The fiber contents showed irregular variation in all the treatments during storage. No significant difference was observed in fiber contents among different treatments at 30 and 60 d storage. Generally, the combined treatments increased the fiber content compared with the single preservative treatments from 90 to 150 d storage. Significant differences were investigated in all the combined treatments when compared with the corresponding single preservative treatments at 150 d storage, indicating that the HT treatment was effective in increasing the fiber content in fruit peel during long time storage (Figure 5).

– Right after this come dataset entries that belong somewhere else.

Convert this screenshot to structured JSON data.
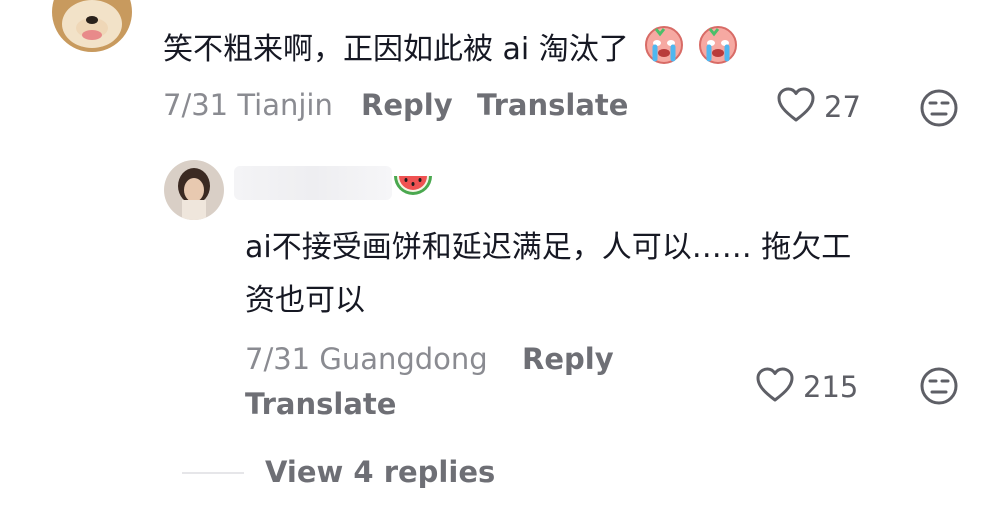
{
  "comments": [
    {
      "text": "笑不粗来啊，正因如此被 ai 淘汰了",
      "emoji": [
        "crying-emoji",
        "crying-emoji"
      ],
      "date_location": "7/31 Tianjin",
      "reply_label": "Reply",
      "translate_label": "Translate",
      "likes": "27"
    },
    {
      "name_emoji": "watermelon-emoji",
      "text_line1": "ai不接受画饼和延迟满足，人可以…… 拖欠工",
      "text_line2": "资也可以",
      "date_location": "7/31 Guangdong",
      "reply_label": "Reply",
      "translate_label": "Translate",
      "likes": "215"
    }
  ],
  "view_replies_label": "View 4 replies",
  "colors": {
    "text": "#161823",
    "meta": "#8a8b91",
    "icon": "#5e5f66"
  }
}
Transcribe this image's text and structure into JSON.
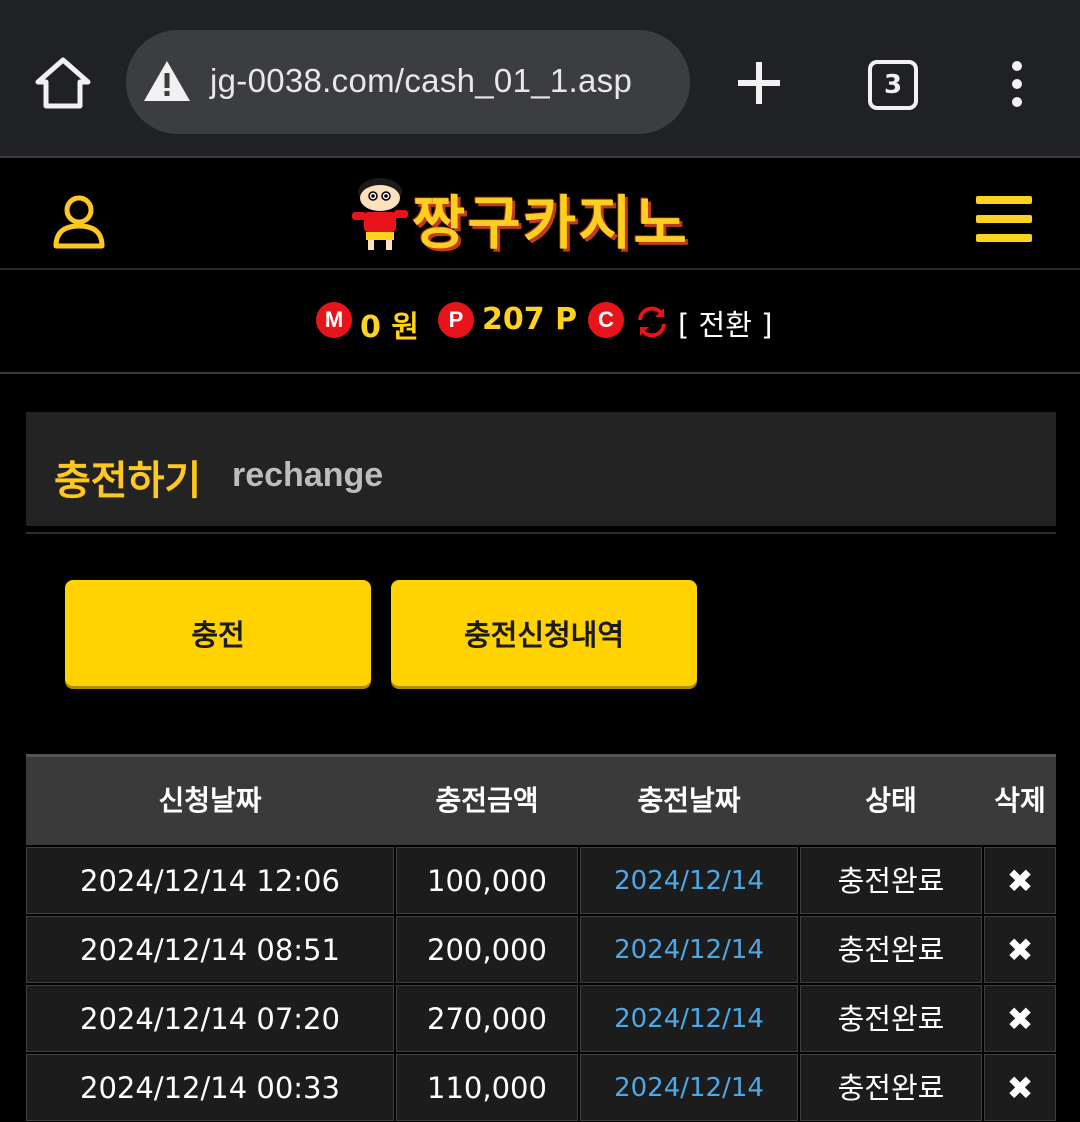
{
  "browser": {
    "url": "jg-0038.com/cash_01_1.asp",
    "tab_count": "3"
  },
  "site": {
    "logo_text": "짱구카지노"
  },
  "balance": {
    "money_badge": "M",
    "money_value": "0 원",
    "point_badge": "P",
    "point_value": "207 P",
    "coin_badge": "C",
    "convert_label": "[ 전환 ]"
  },
  "section": {
    "title_ko": "충전하기",
    "title_en": "rechange"
  },
  "buttons": {
    "charge": "충전",
    "history": "충전신청내역"
  },
  "table": {
    "headers": [
      "신청날짜",
      "충전금액",
      "충전날짜",
      "상태",
      "삭제"
    ],
    "rows": [
      {
        "request_date": "2024/12/14 12:06",
        "amount": "100,000",
        "charge_date": "2024/12/14",
        "status": "충전완료",
        "delete": "✖"
      },
      {
        "request_date": "2024/12/14 08:51",
        "amount": "200,000",
        "charge_date": "2024/12/14",
        "status": "충전완료",
        "delete": "✖"
      },
      {
        "request_date": "2024/12/14 07:20",
        "amount": "270,000",
        "charge_date": "2024/12/14",
        "status": "충전완료",
        "delete": "✖"
      },
      {
        "request_date": "2024/12/14 00:33",
        "amount": "110,000",
        "charge_date": "2024/12/14",
        "status": "충전완료",
        "delete": "✖"
      }
    ]
  },
  "colors": {
    "accent_yellow": "#ffd200",
    "badge_red": "#e8141b",
    "link_blue": "#4da8e8",
    "panel_dark": "#232323"
  }
}
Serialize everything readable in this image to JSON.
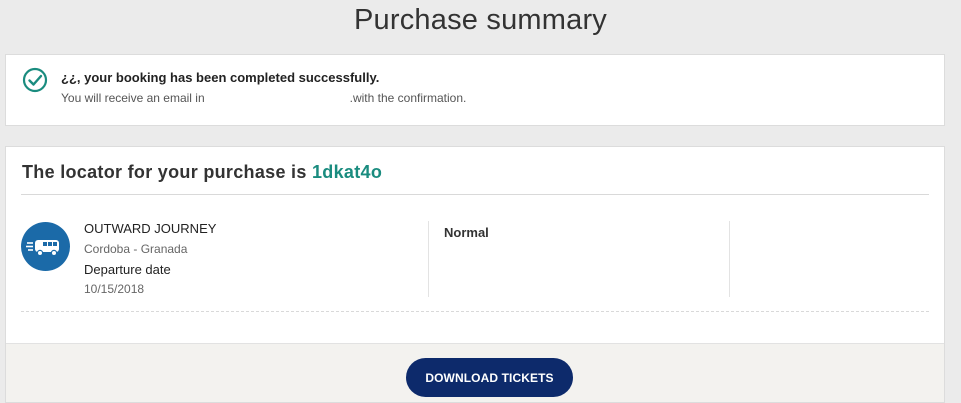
{
  "page": {
    "title": "Purchase summary"
  },
  "notice": {
    "icon": "check-circle-icon",
    "icon_color": "#1a8c7f",
    "title": "¿¿, your booking has been completed successfully.",
    "sub_prefix": "You will receive an email in",
    "sub_suffix": ".with the confirmation."
  },
  "booking": {
    "locator_prefix": "The locator for your purchase is",
    "locator_code": "1dkat4o",
    "locator_color": "#1a8c7f",
    "journey": {
      "icon": "bus-icon",
      "icon_bg": "#1b6aa8",
      "label": "OUTWARD JOURNEY",
      "route": "Cordoba - Granada",
      "departure_label": "Departure date",
      "departure_date": "10/15/2018",
      "fare": "Normal"
    }
  },
  "actions": {
    "download_label": "DOWNLOAD TICKETS",
    "download_color": "#0d2a6b"
  }
}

Figure 5: Effects of combined heat and preservative treatments on total fiber content in the fruit peel during storage. “C” represents the concentration of preservative used in production. The error bars represent the standard errors. Different superscripts between columns represent significant differences between samples at the 0.05 level.

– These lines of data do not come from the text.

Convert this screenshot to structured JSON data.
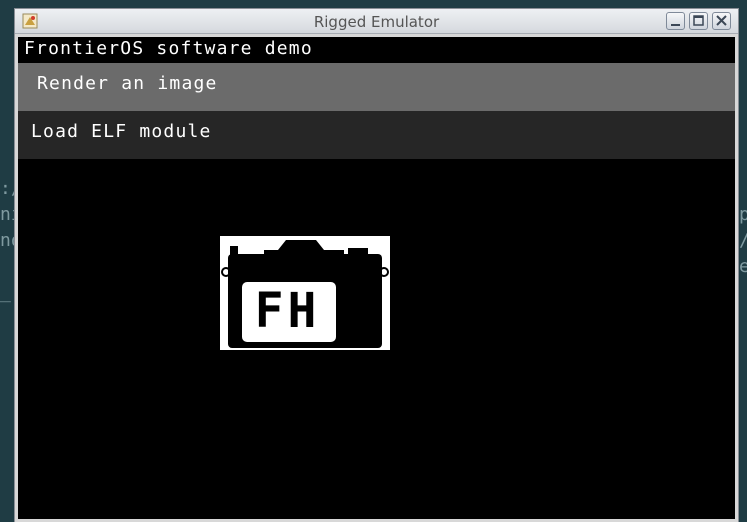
{
  "window": {
    "title": "Rigged Emulator",
    "buttons": [
      "minimize",
      "maximize",
      "close"
    ]
  },
  "screen": {
    "title": "FrontierOS software demo",
    "menu": [
      {
        "label": "Render an image",
        "selected": true
      },
      {
        "label": "Load ELF module",
        "selected": false
      }
    ],
    "image": {
      "logo_text": "FH",
      "icon": "camera-logo"
    }
  },
  "colors": {
    "desktop": "#1f3c44",
    "screen_bg": "#000000",
    "selected_item": "#6b6b6b",
    "unselected_item": "#262626",
    "text": "#ffffff"
  }
}
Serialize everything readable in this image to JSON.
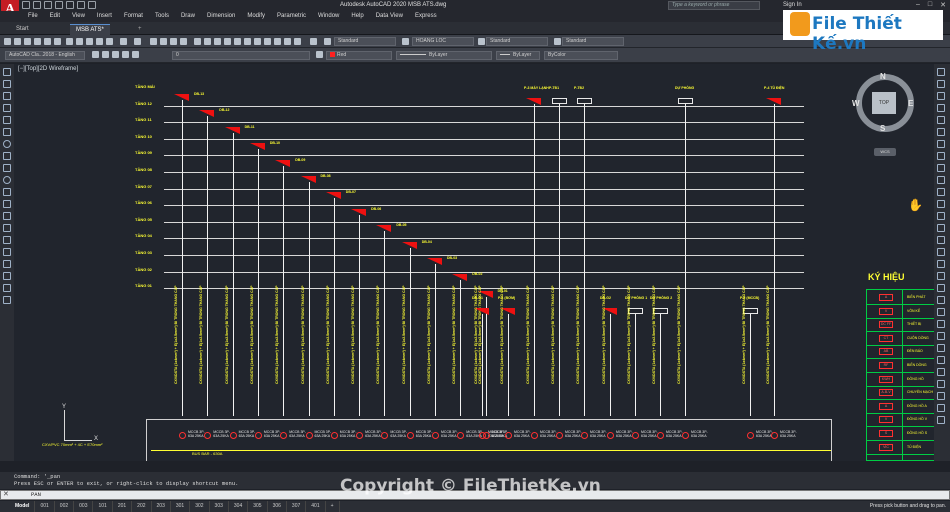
{
  "window": {
    "title": "Autodesk AutoCAD 2020   MSB ATS.dwg",
    "search_placeholder": "Type a keyword or phrase",
    "sign_in": "Sign In",
    "app_letter": "A"
  },
  "menu": [
    "File",
    "Edit",
    "View",
    "Insert",
    "Format",
    "Tools",
    "Draw",
    "Dimension",
    "Modify",
    "Parametric",
    "Window",
    "Help",
    "Data View",
    "Express"
  ],
  "tabs": {
    "start": "Start",
    "active": "MSB ATS*",
    "add": "+"
  },
  "ribbon": {
    "workspace": "AutoCAD Cla...2018 - English",
    "layer_value": "0",
    "text_style": "Standard",
    "dim_style": "HOANG LOC",
    "table_style": "Standard",
    "multileader_style": "Standard",
    "color": "Red",
    "linetype": "ByLayer",
    "lineweight": "ByLayer",
    "plot_style": "ByColor"
  },
  "viewport": {
    "label": "[−][Top][2D Wireframe]",
    "viewcube": {
      "face": "TOP",
      "n": "N",
      "s": "S",
      "e": "E",
      "w": "W",
      "wcs": "WCS"
    }
  },
  "drawing": {
    "floors": [
      "TẦNG MÁI",
      "TẦNG 12",
      "TẦNG 11",
      "TẦNG 10",
      "TẦNG 09",
      "TẦNG 08",
      "TẦNG 07",
      "TẦNG 06",
      "TẦNG 05",
      "TẦNG 04",
      "TẦNG 03",
      "TẦNG 02",
      "TẦNG 01"
    ],
    "panels": [
      "DB-13",
      "DB-12",
      "DB-11",
      "DB-10",
      "DB-09",
      "DB-08",
      "DB-07",
      "DB-06",
      "DB-05",
      "DB-04",
      "DB-03",
      "DB-02",
      "DB-01",
      "DB-G1",
      "P-1",
      "P-TĐ1",
      "P-TĐ2",
      "DỰ PHÒNG",
      "P-4"
    ],
    "top_right_panels": [
      "P-3 MÁY LẠNH",
      "P-TĐ1",
      "P-TĐ2",
      "DỰ PHÒNG",
      "P-4 TỦ ĐIỆN"
    ],
    "low_panels": [
      "DB-G1",
      "P-1 (BƠM)",
      "DB-G2",
      "DỰ PHÒNG 1",
      "DỰ PHÒNG 2",
      "P-2 (MCCB)"
    ],
    "cable_text": "CXV/DSTA (1x4mm²) + E(1x2.5mm²) ĐI TRONG THANG CÁP",
    "mccb_label": "MCCB 3P-63A 25KA",
    "busbar": "BUS BAR - 630A",
    "ucs_note": "CXV/PVC 70mm² + 4C + E70mm²",
    "ucs_x": "X",
    "ucs_y": "Y"
  },
  "legend": {
    "title": "KÝ HIỆU",
    "rows": [
      {
        "sym": "A",
        "text": "BIẾN PHÁT"
      },
      {
        "sym": "V",
        "text": "VÔN KẾ"
      },
      {
        "sym": "DC FF",
        "text": "THIẾT BỊ"
      },
      {
        "sym": "CT",
        "text": "CUỘN DÒNG"
      },
      {
        "sym": "AB",
        "text": "ĐÈN BÁO"
      },
      {
        "sym": "RF",
        "text": "BIẾN DÒNG"
      },
      {
        "sym": "KWH",
        "text": "ĐỒNG HỒ"
      },
      {
        "sym": "A-B-V",
        "text": "CHUYỂN MẠCH"
      },
      {
        "sym": "A",
        "text": "ĐỒNG HỒ A"
      },
      {
        "sym": "V",
        "text": "ĐỒNG HỒ V"
      },
      {
        "sym": "S",
        "text": "ĐỒNG HỒ S"
      },
      {
        "sym": "VIC",
        "text": "TỦ ĐIỆN"
      }
    ]
  },
  "command": {
    "history_1": "Command:  '_pan",
    "history_2": "Press ESC or ENTER to exit, or right-click to display shortcut menu.",
    "input": "PAN"
  },
  "layouts": [
    "Model",
    "001",
    "002",
    "003",
    "101",
    "201",
    "202",
    "203",
    "301",
    "302",
    "303",
    "304",
    "305",
    "306",
    "307",
    "401",
    "+"
  ],
  "status_message": "Press pick button and drag to pan.",
  "watermark": {
    "copyright": "Copyright © FileThietKe.vn",
    "brand": "File Thiết Kế.vn"
  },
  "colors": {
    "accent_red": "#c41d24",
    "cad_yellow": "#ffff33",
    "legend_green": "#00cc44",
    "panel_red": "#ee1111"
  }
}
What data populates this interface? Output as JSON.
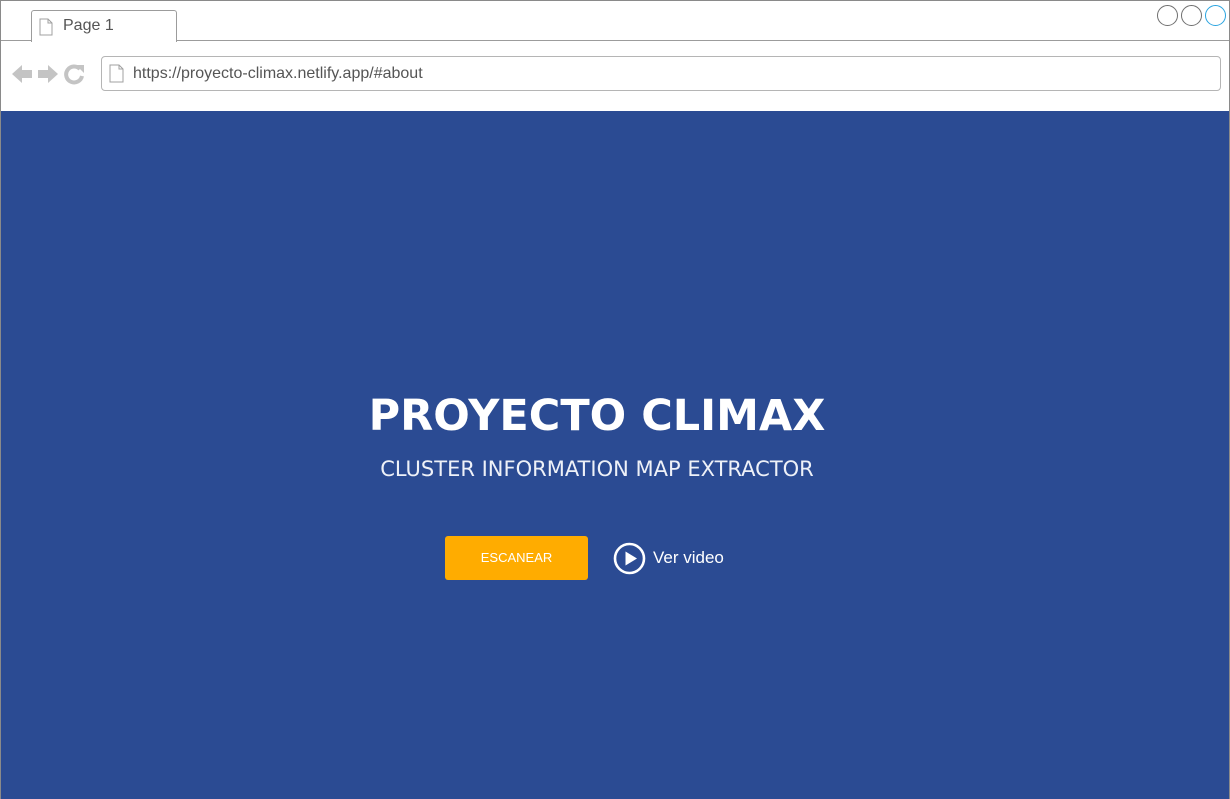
{
  "browser": {
    "tab": {
      "label": "Page 1"
    },
    "window_controls": [
      "minimize-icon",
      "maximize-icon",
      "close-icon"
    ],
    "nav_icons": [
      "back-arrow-icon",
      "forward-arrow-icon",
      "reload-icon"
    ],
    "address_bar": {
      "url": "https://proyecto-climax.netlify.app/#about"
    }
  },
  "hero": {
    "title": "PROYECTO CLIMAX",
    "subtitle": "CLUSTER INFORMATION MAP EXTRACTOR",
    "scan_button_label": "ESCANEAR",
    "video_link_label": "Ver video"
  },
  "colors": {
    "hero_background": "#2b4b93",
    "cta_button": "#ffac00",
    "text_light": "#ffffff"
  }
}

Pectin and fiber are important constitutes of the main structural support in the cell wall, playing important roles in material transportation and protection against adversity. Previous reports showed that the cell wall participated in perception of external signals by changing the components in response to various environmental stimuli or stresses [29]. It has also been reported that heat shock treatment can inhibit the degradation of pectin and cellulose and lead to an increase in water soluble pectin, delaying the process of persimmon softening, alleviating chilling injury and extending the shelf life of fruits [30, 31]. The fiber contents were significantly increased by the combined HT and preservative treatments, suggesting that the structure and intensity of fruit cell wall were affected so as to prevent fungus and enhance fruit storage and resistance.

4. Conclusions

Heat treatment at 55°C for 20 s was effective in extending the storage life of Ponkan fruit. Furthermore, heat combined with 25% preservative treatment significantly decreased the decay rate of Ponkan fruit during storage, showing a similar effect to that observed with 100% preservative treatment. This may be because the heat treatment was effective in enhancing the efficacy of the preservative, permitting a decrease in the amount of chemicals used for decay control in Ponkan fruit. In addition, the increased pectin and fiber contents in fruit treated with HT combined with preservative suggested that the structure and intensity of cell wall were affected so as to prevent fungus infection and enhance fruit resistance during postharvest storage.

Conflicts of Interest

The authors declare that they have no conflicts of interest.

Authors’ Contributions

Dandan Tang and Qiong Lin contributed equally to this work.

Acknowledgments

The authors thank Professor Donald Grierson from the University of Nottingham (UK) for his efforts in editing the manuscript language. This research was supported by the Project of the Science and Technology Department of Zhejiang Province (2013C02019-1) and the National Key Technology Research and Development Program of the Ministry of Science and Technology of China (2012BAD38B03).